Park and Crossingham themselves are careful about the use of such technology. Peter Sallis, the much-loved actor who voiced Wallace, died in 2017 but the directors cast actor Ben Whitehead to replace him rather than using artificial intelligence to recreate Sallis’s voice. “In the same way that our puppets are handmade and have the human touch,” says Crossingham, “I think what makes a performance a performance is the human element. That’s the heart and soul of it. You have to keep hold of that with both hands and not let it go.”
Not that they are technophobes. “The visual effects are the latest in cutting-edge post-production,” insists Crossingham. “Cutting-hedge,” interrupts Park, throwing in a pun from the film.
“The latest in cutting-hedge technology,” continues Crossingham. “And we’d be fools not to use that as filmmakers. They’re some of the best toys in the box. At Aardman, we’re an amazingly diverse studio. We have everything from the most exquisite craftspeople making our sets and our puppets through to technologists who are at the bleeding edge of special-effects and visual-effects technology. But it’s a lovely harmony in being able to get the best of both. I think it’s foolish to ignore one for the benefit of the others because actually they should coexist in the modern world.”

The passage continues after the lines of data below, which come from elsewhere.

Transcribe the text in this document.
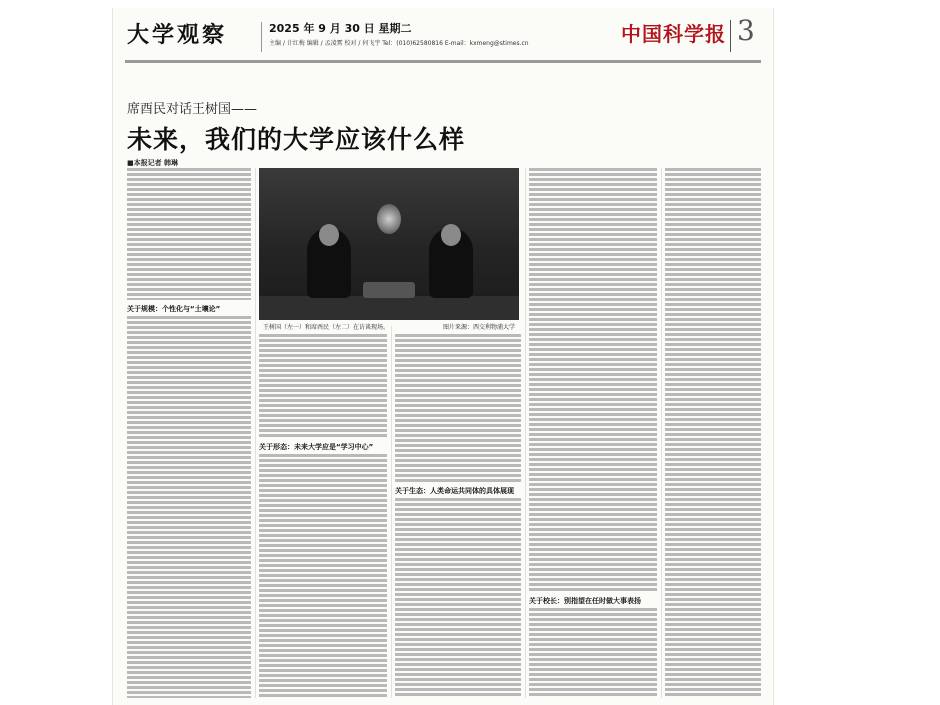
大学观察	2025 年 9 月 30 日 星期二
主编 / 计红梅 编辑 / 孟凌霄 校对 / 何飞宇 Tel：(010)62580816 E-mail：kxmeng@stimes.cn	中国科学报 3
席酉民对话王树国——
未来，我们的大学应该什么样
■本报记者 韩琳
关于规模：个性化与“土壤论”
王树国（左一）和席酉民（左二）在访谈现场。	图片来源：西交利物浦大学
关于形态：未来大学应是“学习中心”
关于生态：人类命运共同体的具体展现
关于校长：别指望在任时做大事表扬
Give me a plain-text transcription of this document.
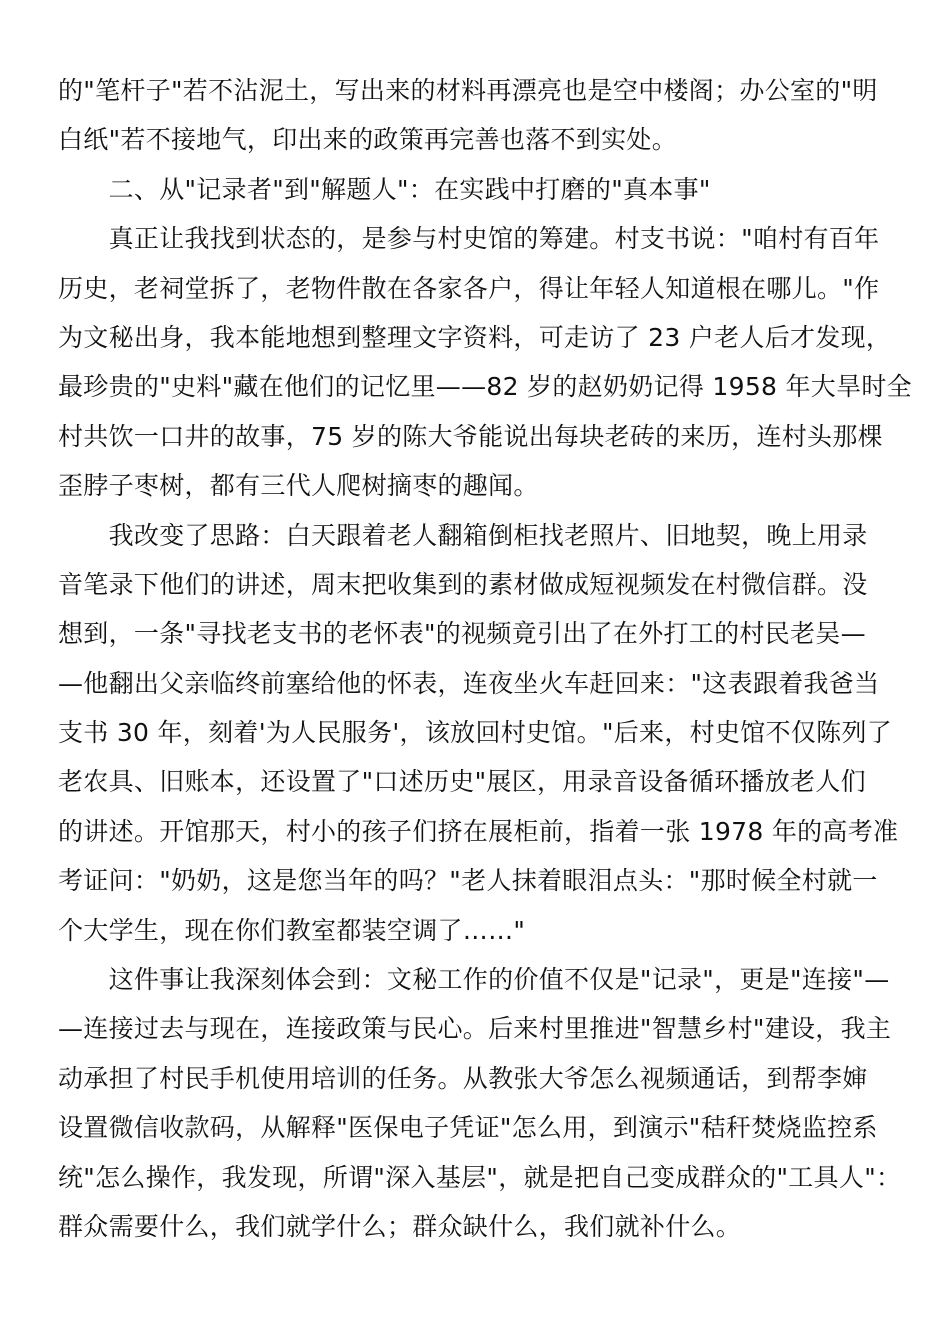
的"笔杆子"若不沾泥土，写出来的材料再漂亮也是空中楼阁；办公室的"明
白纸"若不接地气，印出来的政策再完善也落不到实处。
　　二、从"记录者"到"解题人"：在实践中打磨的"真本事"
　　真正让我找到状态的，是参与村史馆的筹建。村支书说："咱村有百年
历史，老祠堂拆了，老物件散在各家各户，得让年轻人知道根在哪儿。"作
为文秘出身，我本能地想到整理文字资料，可走访了 23 户老人后才发现，
最珍贵的"史料"藏在他们的记忆里——82 岁的赵奶奶记得 1958 年大旱时全
村共饮一口井的故事，75 岁的陈大爷能说出每块老砖的来历，连村头那棵
歪脖子枣树，都有三代人爬树摘枣的趣闻。
　　我改变了思路：白天跟着老人翻箱倒柜找老照片、旧地契，晚上用录
音笔录下他们的讲述，周末把收集到的素材做成短视频发在村微信群。没
想到，一条"寻找老支书的老怀表"的视频竟引出了在外打工的村民老吴—
—他翻出父亲临终前塞给他的怀表，连夜坐火车赶回来："这表跟着我爸当
支书 30 年，刻着'为人民服务'，该放回村史馆。"后来，村史馆不仅陈列了
老农具、旧账本，还设置了"口述历史"展区，用录音设备循环播放老人们
的讲述。开馆那天，村小的孩子们挤在展柜前，指着一张 1978 年的高考准
考证问："奶奶，这是您当年的吗？"老人抹着眼泪点头："那时候全村就一
个大学生，现在你们教室都装空调了……"
　　这件事让我深刻体会到：文秘工作的价值不仅是"记录"，更是"连接"—
—连接过去与现在，连接政策与民心。后来村里推进"智慧乡村"建设，我主
动承担了村民手机使用培训的任务。从教张大爷怎么视频通话，到帮李婶
设置微信收款码，从解释"医保电子凭证"怎么用，到演示"秸秆焚烧监控系
统"怎么操作，我发现，所谓"深入基层"，就是把自己变成群众的"工具人"：
群众需要什么，我们就学什么；群众缺什么，我们就补什么。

Ultimately, the technology in Wallace & Gromit: Vengeance Most Fowl is not there to express the filmmakers’ own fears, but to facilitate some cracking comedy. “Tech lends itself to comedy,” says Park, “because I can’t think of anything more frustrating in the world. We’ve got this central heating system at home which our plumber convinced us to have. And it all relies on having an app. And because the app keeps going down, we can’t control the heating. And it’s just so comedically stupid!”
“You just want a knob, don’t you,” pipes up Crossingham.
“What’s wrong with a knob,” splutters Park. “I don’t want the app! I don’t want to be able to control it from five miles away. I’m happy for a knob when I walk in the house!”